Ausstellungsarchitektur 2018 – Territories of Complicity

15.02.2018
Exhibition Architecture 2018 – Territories of Complicity by raumlaborberlin

Ausstellungsarchitektur 2018 – Territories of Complicity

Exhibition Architecture 2018 – Territories of Complicity by raumlaborberlin

Vom Studiolo zum Freihafen
von raumlaborberlin

Mit der Ausstellungsarchitektur für Territories of Complicity thematisiert raumlaborberlin die Entwicklung des physischen Raums, in dem Kunstwerke über Jahrhunderte hinweg gesammelt wurden. Seit der frühen Neuzeit hatte sich der Kunstbegriff in Europa verändert; mit dem Aufkommen der neuen Klasse des Bürgertums erhielten Kunstwerke neben ihrem religiösen und repräsentationalen Zweck einen neuen Wert.
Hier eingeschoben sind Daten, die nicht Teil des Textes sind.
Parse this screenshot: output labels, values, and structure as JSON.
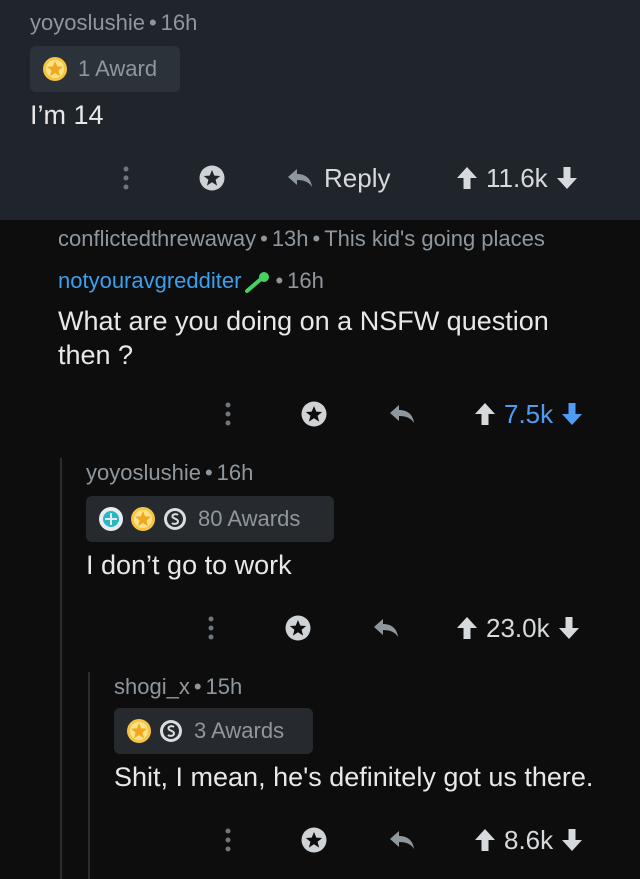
{
  "comments": [
    {
      "username": "yoyoslushie",
      "age": "16h",
      "awards_label": "1 Award",
      "body": "I’m 14",
      "reply_label": "Reply",
      "score": "11.6k"
    },
    {
      "collapsed_user": "conflictedthrewaway",
      "collapsed_age": "13h",
      "collapsed_flair": "This kid's going places"
    },
    {
      "username": "notyouravgredditer",
      "age": "16h",
      "body": "What are you doing on a NSFW question then ?",
      "score": "7.5k",
      "downvoted": true
    },
    {
      "username": "yoyoslushie",
      "age": "16h",
      "awards_label": "80 Awards",
      "body": "I don’t go to work",
      "score": "23.0k"
    },
    {
      "username": "shogi_x",
      "age": "15h",
      "awards_label": "3 Awards",
      "body": "Shit, I mean, he's definitely got us there.",
      "score": "8.6k"
    }
  ],
  "separator": "•",
  "colors": {
    "top_card_bg": "#1f252b",
    "thread_bg": "#0d0d0d",
    "meta_text": "#8f979e",
    "username_link": "#3aa0f0",
    "downvote_active": "#4f9cf5",
    "award_gold": "#f5c542"
  },
  "icons": {
    "more": "more-vertical-icon",
    "award": "award-icon",
    "reply": "reply-arrow-icon",
    "upvote": "upvote-arrow-icon",
    "downvote": "downvote-arrow-icon",
    "gold_award": "gold-star-award-icon",
    "silver_award": "silver-coin-award-icon",
    "helpful_award": "helpful-award-icon",
    "mod": "mod-wand-icon"
  }
}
Geschlossenen Kabinette oder Studiolos und private Studienorte in edlen Palästen wurden zu den ersten Sammlerräumen der neuen Ära. In der späteren Entwicklung wurden diese Räume als „Wunderkammern“ und „Kunstkabinette“ zu Vorläufern zeitgenössischer Museen. Die enzyklopädisch gesammelten Gegenstände wurden dort einem kleinen Kreis präsentiert und demonstrierten die Macht und das Kulturverständnis der Besitzer_innen. Die Sammlungen wuchsen in erster Linie mit dem Ziel, Wissenschaftler_innen und Forscher_innen für Studienzwecke zu dienen; später entwickelten sie sich zu Museen, die auch einem breiteren Publikum freien Zugang zu Kunst und Kultur ermöglichten.

Gleichzeitig wurden Kunstobjekte in den letzten Jahrhunderten zunehmend wie Waren gesammelt und permanent auf dem Markt gehandelt, wo ihr ökonomischer Wert – wie bei anderen Vermögenswerten – immer wieder Schwankungen unterliegt. Als Vermögenswert muss das Kunstwerk geschützt werden, um seinen Wert zu erhalten. Es auszustellen wird bereits als Konsum angesehen. Der Transport ist immer riskant und selbst die Lichteinwirkung kann schädlich sein. Sichere Lagerung ist deshalb notwendig: am besten in Ländern, in den Waren zoll- und steuerfrei bewegt werden können. Mit Freihäfen sind Sammler_innen wieder auf die Nutzung intimer Räume angewiesen, um ihre kostbaren Güter zu bewahren – so intim, dass nicht einmal sie selbst direkten Zugang zu den Kunstwerken haben.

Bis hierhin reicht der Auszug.